Nor will they succumb to rat poison, roach killer or the neighborhood barn cat, who works well for eradicating mice.

DDT would work, but it’s been banned, one of the reasons the two bedbug experts left in the world say the epidemic now exists.

Bedbugs won’t even get scared away by bedtime stories, even those that involve a viscous wolf who disembowels grandma and a little kid wearing red.

We may knowingly nod and say we can defend ourselves by simply burning all the beds. After all, they aren’t known as couch or futon bugs, now, are they?

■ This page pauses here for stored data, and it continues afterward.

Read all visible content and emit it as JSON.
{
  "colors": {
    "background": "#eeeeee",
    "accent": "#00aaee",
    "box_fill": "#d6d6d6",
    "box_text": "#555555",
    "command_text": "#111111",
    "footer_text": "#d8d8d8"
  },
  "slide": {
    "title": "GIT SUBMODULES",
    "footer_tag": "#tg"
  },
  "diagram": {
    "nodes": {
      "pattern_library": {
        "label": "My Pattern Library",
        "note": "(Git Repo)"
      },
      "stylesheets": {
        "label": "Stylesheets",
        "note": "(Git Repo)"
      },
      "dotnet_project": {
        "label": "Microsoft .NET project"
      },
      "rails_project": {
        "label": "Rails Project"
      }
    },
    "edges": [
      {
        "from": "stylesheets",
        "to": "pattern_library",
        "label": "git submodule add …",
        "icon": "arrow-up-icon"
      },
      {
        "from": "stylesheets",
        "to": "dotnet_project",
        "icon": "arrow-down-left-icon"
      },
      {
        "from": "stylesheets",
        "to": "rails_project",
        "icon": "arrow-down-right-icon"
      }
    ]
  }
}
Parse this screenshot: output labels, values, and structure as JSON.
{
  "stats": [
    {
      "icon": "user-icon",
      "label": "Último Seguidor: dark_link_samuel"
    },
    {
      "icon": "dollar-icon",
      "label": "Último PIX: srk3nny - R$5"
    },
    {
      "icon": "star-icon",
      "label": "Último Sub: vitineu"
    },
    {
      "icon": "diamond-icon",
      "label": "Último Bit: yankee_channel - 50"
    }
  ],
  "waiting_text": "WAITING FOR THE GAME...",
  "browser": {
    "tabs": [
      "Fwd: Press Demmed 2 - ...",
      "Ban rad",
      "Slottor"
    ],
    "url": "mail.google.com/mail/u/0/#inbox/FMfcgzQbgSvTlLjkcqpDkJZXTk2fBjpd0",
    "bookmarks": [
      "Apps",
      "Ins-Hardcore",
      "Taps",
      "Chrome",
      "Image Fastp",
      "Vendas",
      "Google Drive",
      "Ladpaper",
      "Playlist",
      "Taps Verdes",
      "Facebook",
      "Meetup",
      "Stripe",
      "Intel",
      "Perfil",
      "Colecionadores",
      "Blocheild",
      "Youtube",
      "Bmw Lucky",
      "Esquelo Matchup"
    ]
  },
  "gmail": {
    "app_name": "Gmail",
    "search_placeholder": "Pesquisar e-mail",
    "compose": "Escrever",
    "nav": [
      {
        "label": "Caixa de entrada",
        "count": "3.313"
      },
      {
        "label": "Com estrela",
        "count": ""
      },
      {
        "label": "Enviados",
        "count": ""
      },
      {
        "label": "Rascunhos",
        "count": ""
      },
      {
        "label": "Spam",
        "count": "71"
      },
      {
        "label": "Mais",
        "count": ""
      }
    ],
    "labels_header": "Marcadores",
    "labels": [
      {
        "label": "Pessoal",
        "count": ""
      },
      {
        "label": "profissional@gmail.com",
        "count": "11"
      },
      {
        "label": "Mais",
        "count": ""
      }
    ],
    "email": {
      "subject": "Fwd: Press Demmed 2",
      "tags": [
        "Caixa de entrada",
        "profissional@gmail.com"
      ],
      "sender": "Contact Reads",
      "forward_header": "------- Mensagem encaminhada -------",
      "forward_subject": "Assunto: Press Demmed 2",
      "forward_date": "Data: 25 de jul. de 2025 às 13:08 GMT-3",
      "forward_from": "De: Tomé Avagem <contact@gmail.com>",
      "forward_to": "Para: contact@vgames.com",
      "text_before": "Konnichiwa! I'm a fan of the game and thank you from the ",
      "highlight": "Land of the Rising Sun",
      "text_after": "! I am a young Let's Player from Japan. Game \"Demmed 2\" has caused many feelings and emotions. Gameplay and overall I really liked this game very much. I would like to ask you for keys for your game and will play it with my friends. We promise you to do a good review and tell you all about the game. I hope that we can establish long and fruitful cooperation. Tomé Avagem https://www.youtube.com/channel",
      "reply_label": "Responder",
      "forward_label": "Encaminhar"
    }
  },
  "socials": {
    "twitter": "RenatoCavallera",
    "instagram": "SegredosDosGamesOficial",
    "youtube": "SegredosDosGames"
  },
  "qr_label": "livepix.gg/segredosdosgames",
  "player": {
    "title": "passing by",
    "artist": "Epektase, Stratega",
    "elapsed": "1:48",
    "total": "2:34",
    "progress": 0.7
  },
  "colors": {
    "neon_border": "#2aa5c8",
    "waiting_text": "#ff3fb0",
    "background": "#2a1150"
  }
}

But the two experts say the critters even live beyond their names and don’t even hang around beds half the time. Instead these teeny, apple-seed-sized buggers hide in crevices, cracks and frames of ugly paintings hung around the house.

Thus, our only solution is … to burn down the house. The two experts said absolutely nothing about the bugs thriving in the High Plains or beneath a field of open stars.

We could live in tents — unless, of course, the tents happen to have crevices or ugly paintings.

If that seems too drastic a measure, especially with nighttime temperatures that plummet below 30, we can go for the proverbial big guns.

We can simply change our attitude about the buggy critters.

Back in the 1600s, metaphysical poet John Donne penned a poignant poem about a flea, changing its perception in the human mind forever (or at least until 1702).

He writes about a flea that bites him and then his lover and how the flea has now become a sacred temple of their mingled blood.

Perhaps we can begin to view bedbugs in the same manner. Rather than brushing them off (which can’t be done anyway), we can learn to admire them.

After all, if they travel the globe as unwilling to die as the two experts say, they are effectively becoming mobile United Nations.

Just think of all the blood from every stretch of the planet mingling in the little creature. While at first bite they may seem like menaces, the bedbugs are, in fact, promoting world peace.

Heck, all wars would end, all nations would be fed and we may even get cheaper imported incense from India because we all now love each other.

Sounds like an excellent trade-off for an itchy little red spot on the ankle, no?

Let’s call those two experts just to verify.